# Math riddle--please help



## Stelmaria (Sep 30, 2011)

The question is ill-defined as it is not explained what rules of arithmetic (or algebra) are available. If algebra (including limits) are available, then it means that there are a few equivalent answers.


----------



## La Li Lu Le Lo (Aug 15, 2011)

Googol raised to the googol raised to the googol raised to the googol.

To put that into perspective, if I were to write that out in this sized font, it wouldn't even fit in the universe.


----------



## Lexicon Devil (Mar 14, 2014)

Snowy Leopard said:


> The question is ill-defined as it is not explained what rules of arithmetic (or algebra) are available. If algebra (including limits) are available, then it means that there are a few equivalent answers.
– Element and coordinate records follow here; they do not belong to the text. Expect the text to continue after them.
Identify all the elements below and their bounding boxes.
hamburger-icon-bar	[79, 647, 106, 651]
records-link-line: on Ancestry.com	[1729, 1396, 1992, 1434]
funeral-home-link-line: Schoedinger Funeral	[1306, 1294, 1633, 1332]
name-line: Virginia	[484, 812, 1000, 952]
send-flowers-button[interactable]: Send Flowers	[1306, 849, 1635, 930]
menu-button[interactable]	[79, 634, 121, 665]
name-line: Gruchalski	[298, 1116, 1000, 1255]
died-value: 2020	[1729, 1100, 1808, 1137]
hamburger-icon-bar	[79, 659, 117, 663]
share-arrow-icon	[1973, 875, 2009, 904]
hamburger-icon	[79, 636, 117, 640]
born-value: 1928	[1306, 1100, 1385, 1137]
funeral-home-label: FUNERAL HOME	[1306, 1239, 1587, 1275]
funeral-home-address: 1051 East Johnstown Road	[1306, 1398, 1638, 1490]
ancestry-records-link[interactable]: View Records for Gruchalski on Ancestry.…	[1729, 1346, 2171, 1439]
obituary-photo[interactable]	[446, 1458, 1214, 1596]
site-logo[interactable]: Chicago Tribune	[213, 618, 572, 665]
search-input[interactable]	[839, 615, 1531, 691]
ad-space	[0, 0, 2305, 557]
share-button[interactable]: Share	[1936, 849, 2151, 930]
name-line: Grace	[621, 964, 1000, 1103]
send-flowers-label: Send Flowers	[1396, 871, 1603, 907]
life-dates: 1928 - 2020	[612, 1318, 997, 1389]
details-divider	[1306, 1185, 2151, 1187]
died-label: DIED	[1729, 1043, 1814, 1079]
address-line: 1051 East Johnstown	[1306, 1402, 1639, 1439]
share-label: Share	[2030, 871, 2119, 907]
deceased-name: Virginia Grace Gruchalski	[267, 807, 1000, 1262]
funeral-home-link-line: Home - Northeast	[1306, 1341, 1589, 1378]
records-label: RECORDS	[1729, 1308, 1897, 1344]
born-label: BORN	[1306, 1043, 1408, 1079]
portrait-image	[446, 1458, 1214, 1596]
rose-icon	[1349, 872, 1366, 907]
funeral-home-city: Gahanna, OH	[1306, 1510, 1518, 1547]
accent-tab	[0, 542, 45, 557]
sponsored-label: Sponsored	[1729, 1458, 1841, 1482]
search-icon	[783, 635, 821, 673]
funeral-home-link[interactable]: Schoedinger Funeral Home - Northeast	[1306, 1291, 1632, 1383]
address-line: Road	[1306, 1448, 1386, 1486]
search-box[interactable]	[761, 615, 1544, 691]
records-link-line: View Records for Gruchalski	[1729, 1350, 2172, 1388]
Tell us some of the answer(s) if algebra is not available.


----------



## Shaolu (Jul 1, 2014)

Also there's the question of base. 1111 in base 2 is a lot smaller number than in base 10. So maybe just say the base is 10 ^100 and you already have a massive number. Of course, then all anyone has to do is say that their base is 10 ^ 1000 or something and it's even higher.


----------



## Lexicon Devil (Mar 14, 2014)

Ok, lets restrict it to base 10 and no algebra. Also, zeros are not alowed only four ones.


----------